"Why, do you really want to stay here with us," said Mary, "in this little house?"
"Do I really?" said Virginie, mimicking her voice with a start of her old playfulness;—"don't I really? Come now, mimi, coax the good mamma for me,—tell her I shall try to be very good. I shall help you with the spinning,—you know I spin beautifully,—and I shall make butter, and milk the cow, and set the table. Oh, I will be so useful, you can't spare me!"
"I should love to have you dearly," said Mary, warmly; "but you would soon be dull for want of society here."
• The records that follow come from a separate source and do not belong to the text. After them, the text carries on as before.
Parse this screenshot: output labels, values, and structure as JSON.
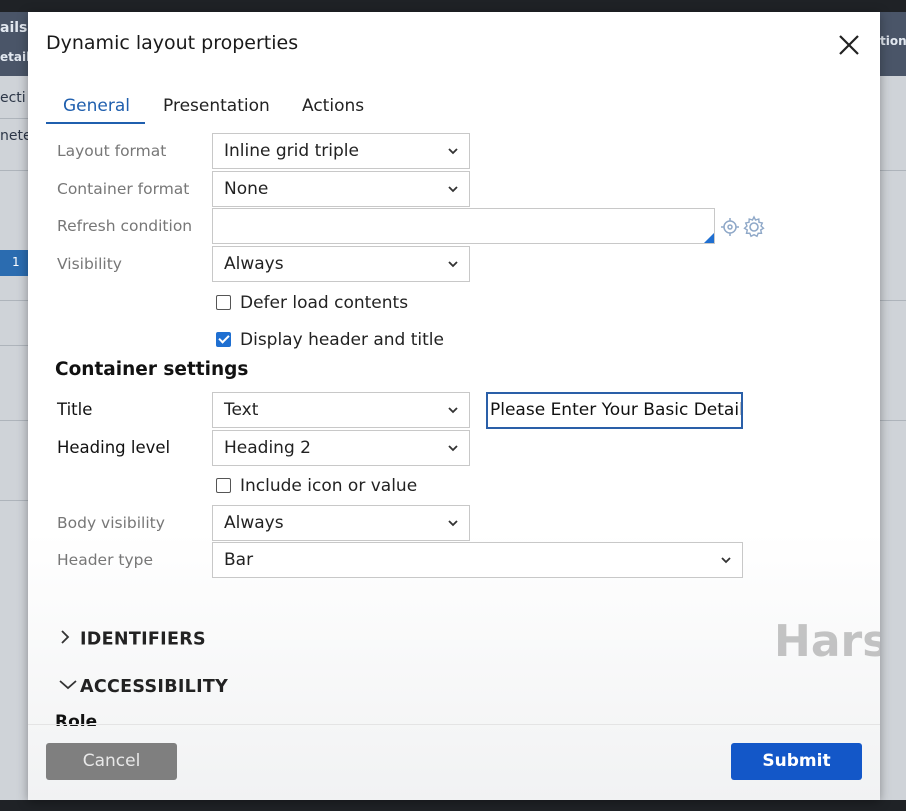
{
  "background": {
    "left_texts": [
      "ails:",
      "etail",
      "ecti",
      "nete"
    ],
    "right_text": "tion",
    "left_row_number": "1"
  },
  "dialog": {
    "title": "Dynamic layout properties",
    "close_glyph": "✕"
  },
  "tabs": [
    {
      "label": "General",
      "active": true
    },
    {
      "label": "Presentation",
      "active": false
    },
    {
      "label": "Actions",
      "active": false
    }
  ],
  "general": {
    "layout_format": {
      "label": "Layout format",
      "value": "Inline grid triple"
    },
    "container_format": {
      "label": "Container format",
      "value": "None"
    },
    "refresh_condition": {
      "label": "Refresh condition",
      "value": ""
    },
    "visibility": {
      "label": "Visibility",
      "value": "Always"
    },
    "defer_load": {
      "label": "Defer load contents",
      "checked": false
    },
    "display_header": {
      "label": "Display header and title",
      "checked": true
    }
  },
  "container_settings": {
    "heading": "Container settings",
    "title": {
      "label": "Title",
      "value": "Text",
      "text_value": "Please Enter Your Basic Details"
    },
    "heading_level": {
      "label": "Heading level",
      "value": "Heading 2"
    },
    "include_icon": {
      "label": "Include icon or value",
      "checked": false
    },
    "body_visibility": {
      "label": "Body visibility",
      "value": "Always"
    },
    "header_type": {
      "label": "Header type",
      "value": "Bar"
    }
  },
  "sections": {
    "identifiers": {
      "label": "IDENTIFIERS",
      "expanded": false
    },
    "accessibility": {
      "label": "ACCESSIBILITY",
      "expanded": true
    },
    "role_label": "Role"
  },
  "watermark": "Harsha",
  "footer": {
    "cancel_label": "Cancel",
    "submit_label": "Submit"
  },
  "colors": {
    "accent": "#1f5fae",
    "submit": "#1357c8",
    "cancel": "#7f7f7f"
  }
}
"Quelle idée! ma petite dróle!" said the lady,—who, with the mobility of her nation, had already recovered some of the saucy mocking grace that was habitual to her, as she began teasing Mary with a thousand little childish motions. "Indeed, mimi, you must keep me hid up here, or may-be the wolf will find me and eat me up; who knows?"
Mary looked at her with inquiring eyes.
"What do you mean?"
"I mean, Mary,—I mean, that, when he comes back to Philadelphia, he thinks he shall find me there; he thought I should stay while my husband was gone; and when he finds I am gone, he may come to Newport; and I never want to see him again without you;—you must let me stay with you."
"Have you told him," said Mary, "what you think?"
"I wrote to him, Mary,—but, oh, I can't trust my heart! I want so much to believe him, it kills me so to think evil of him, that it will never do for me to see him. If he looks at me with those eyes of his, I am all gone; I shall believe anything he tells me; he will draw me to him as a great magnet draws a poor little grain of steel."
"But now you know his unworthiness, his baseness," said Mary, "I should think it would break all his power."